Letters to the Editor
Re: Should Psychologists Be Granted Prescription Privileges? A Review of the Prescription Privilege Debate for Psychiatrists
Dear Editor:
The review paper on the subject of whether psychologists should be granted prescription privileges (1) should be ensconced in the annals of psychiatric literature as characterized by obfuscation rather than enlightenment, notwithstanding the statement at the very end of the article that “psychologists need not go beyond the boundaries of psychological practice to expand into new treatment areas”—a mere sop in an article meant to condition and somehow advance the untenable practice of prescribing privileges to psychologists.
It is certainly a truism that allowing psychologists to prescribe would widen the scope of their practice and that this profession’s accessibility to psychoactive medication would result in more people being “treated.”
This tautological argument flies in the face of common sense. Perhaps bartenders, barbers, and hairdressers should also be given limited prescription privileges and, in the case of barbers, the right to do trephining as well! According to the spurious argument that length of education is a rationale for allowing psychologists to prescribe, nuclear physicists should be given unlimited prescription privileges in all areas of medicine and to all and sundry.

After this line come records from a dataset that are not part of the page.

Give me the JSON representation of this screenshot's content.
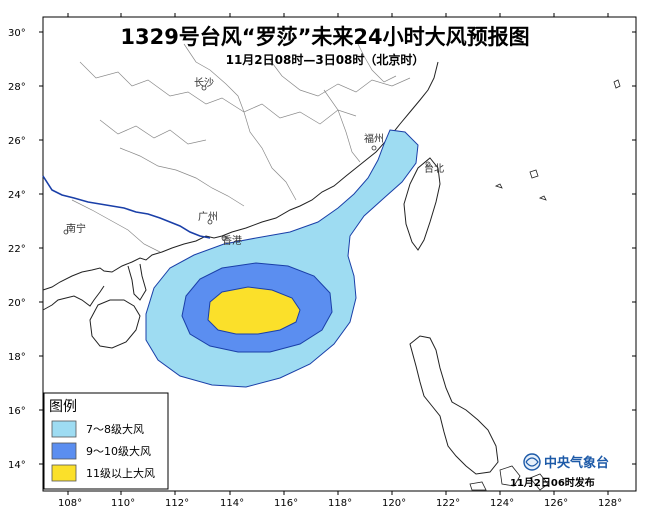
{
  "title": "1329号台风“罗莎”未来24小时大风预报图",
  "subtitle": "11月2日08时—3日08时（北京时）",
  "axes": {
    "lat_labels": [
      "30°",
      "28°",
      "26°",
      "24°",
      "22°",
      "20°",
      "18°",
      "16°",
      "14°"
    ],
    "lon_labels": [
      "108°",
      "110°",
      "112°",
      "114°",
      "116°",
      "118°",
      "120°",
      "122°",
      "124°",
      "126°",
      "128°"
    ]
  },
  "cities": {
    "changsha": "长沙",
    "nanning": "南宁",
    "guangzhou": "广州",
    "hongkong": "香港",
    "fuzhou": "福州",
    "taibei": "台北"
  },
  "legend": {
    "title": "图例",
    "items": [
      {
        "label": "7～8级大风",
        "color": "#9edcf2"
      },
      {
        "label": "9～10级大风",
        "color": "#5b8ef0"
      },
      {
        "label": "11级以上大风",
        "color": "#fbe02a"
      }
    ]
  },
  "agency": "中央气象台",
  "issued": "11月2日06时发布",
  "colors": {
    "gale_7_8": "#9edcf2",
    "gale_9_10": "#5b8ef0",
    "gale_11_plus": "#fbe02a",
    "border": "#1a3fa8"
  }
}
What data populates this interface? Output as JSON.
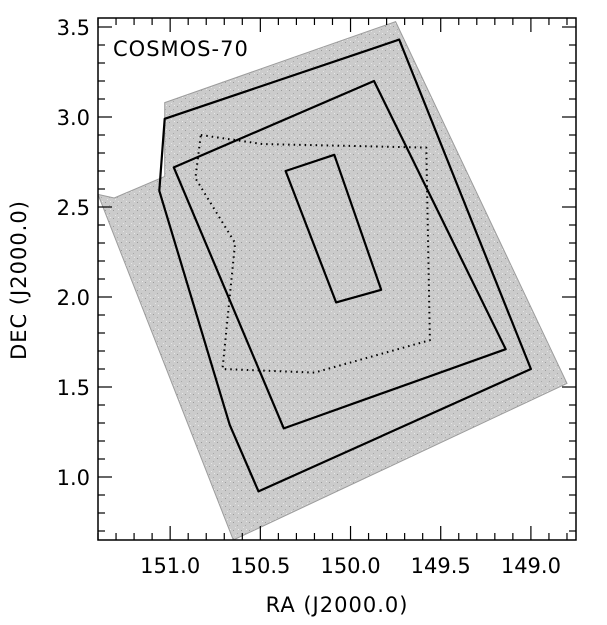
{
  "chart_data": {
    "type": "sky-footprint",
    "panel_label": "COSMOS-70",
    "xlabel": "RA (J2000.0)",
    "ylabel": "DEC (J2000.0)",
    "xlim": [
      151.4,
      148.75
    ],
    "ylim": [
      0.65,
      3.55
    ],
    "x_axis_reversed": true,
    "x_ticks": [
      {
        "value": 151.0,
        "label": "151.0"
      },
      {
        "value": 150.5,
        "label": "150.5"
      },
      {
        "value": 150.0,
        "label": "150.0"
      },
      {
        "value": 149.5,
        "label": "149.5"
      },
      {
        "value": 149.0,
        "label": "149.0"
      }
    ],
    "y_ticks": [
      {
        "value": 1.0,
        "label": "1.0"
      },
      {
        "value": 1.5,
        "label": "1.5"
      },
      {
        "value": 2.0,
        "label": "2.0"
      },
      {
        "value": 2.5,
        "label": "2.5"
      },
      {
        "value": 3.0,
        "label": "3.0"
      }
    ],
    "background_field": {
      "fill": "#cfcfcf",
      "vertices": [
        [
          151.31,
          2.55
        ],
        [
          151.03,
          2.67
        ],
        [
          151.03,
          3.08
        ],
        [
          149.75,
          3.53
        ],
        [
          148.8,
          1.52
        ],
        [
          150.65,
          0.65
        ],
        [
          151.4,
          2.57
        ]
      ]
    },
    "outlines": [
      {
        "style": "solid",
        "vertices": [
          [
            151.03,
            2.99
          ],
          [
            149.73,
            3.43
          ],
          [
            149.0,
            1.6
          ],
          [
            150.51,
            0.92
          ],
          [
            150.67,
            1.29
          ],
          [
            151.06,
            2.59
          ]
        ]
      },
      {
        "style": "solid",
        "vertices": [
          [
            150.98,
            2.72
          ],
          [
            149.87,
            3.2
          ],
          [
            149.14,
            1.71
          ],
          [
            150.37,
            1.27
          ]
        ]
      },
      {
        "style": "dotted",
        "vertices": [
          [
            150.83,
            2.9
          ],
          [
            150.49,
            2.85
          ],
          [
            149.58,
            2.83
          ],
          [
            149.56,
            1.76
          ],
          [
            150.2,
            1.58
          ],
          [
            150.71,
            1.6
          ],
          [
            150.64,
            2.3
          ],
          [
            150.86,
            2.66
          ]
        ]
      },
      {
        "style": "solid",
        "vertices": [
          [
            150.36,
            2.7
          ],
          [
            150.09,
            2.79
          ],
          [
            149.83,
            2.04
          ],
          [
            150.08,
            1.97
          ]
        ]
      }
    ],
    "color": "#000000",
    "grid": false
  }
}
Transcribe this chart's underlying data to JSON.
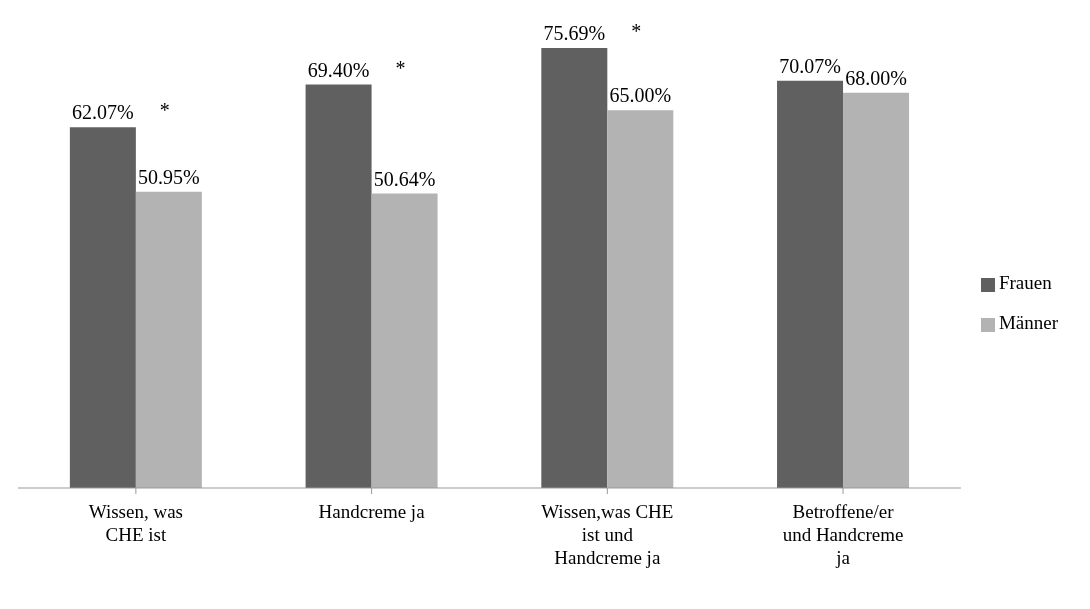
{
  "chart_data": {
    "type": "bar",
    "categories": [
      "Wissen, was CHE ist",
      "Handcreme ja",
      "Wissen,was CHE ist und Handcreme ja",
      "Betroffene/er und Handcreme ja"
    ],
    "series": [
      {
        "name": "Frauen",
        "color": "#606060",
        "values": [
          62.07,
          69.4,
          75.69,
          70.07
        ],
        "value_labels": [
          "62.07%",
          "69.40%",
          "75.69%",
          "70.07%"
        ]
      },
      {
        "name": "Männer",
        "color": "#b3b3b3",
        "values": [
          50.95,
          50.64,
          65.0,
          68.0
        ],
        "value_labels": [
          "50.95%",
          "50.64%",
          "65.00%",
          "68.00%"
        ]
      }
    ],
    "annotations": [
      {
        "text": "*",
        "x": "Wissen, was CHE ist",
        "y": 62.07
      },
      {
        "text": "*",
        "x": "Handcreme ja",
        "y": 69.4
      },
      {
        "text": "*",
        "x": "Wissen,was CHE ist und Handcreme ja",
        "y": 75.69
      }
    ],
    "legend": "right"
  }
}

When psychologists become physicians and psychiatrists and, as a result, are subject to the same rigorous discipline and curriculum of etiology and the assessment and treatment of diseases, then no reasonable body or person can deny them prescribing authority.
It appears somewhat ludicrous that an article of this nature would grace the pages of the Canadian Psychiatric Association’s journal when we are witnessing an evolution and revolution in psychiatry. Psychiatry is evolving into a truly scientific, neurobiological discipline that is deeply rooted in technological medicine and in rigorous medical scientific method.
Please leave philosophy to the philosophers, psychology to the psychologists, and yes, cheese to the cheese makers.
Reference
1. Lavoie KL, Fleet RP. Should psychologists be granted prescription privileges? A review of the prescription privilege debate for psychiatrists. Can J Psychiatry 2002;47:443–8.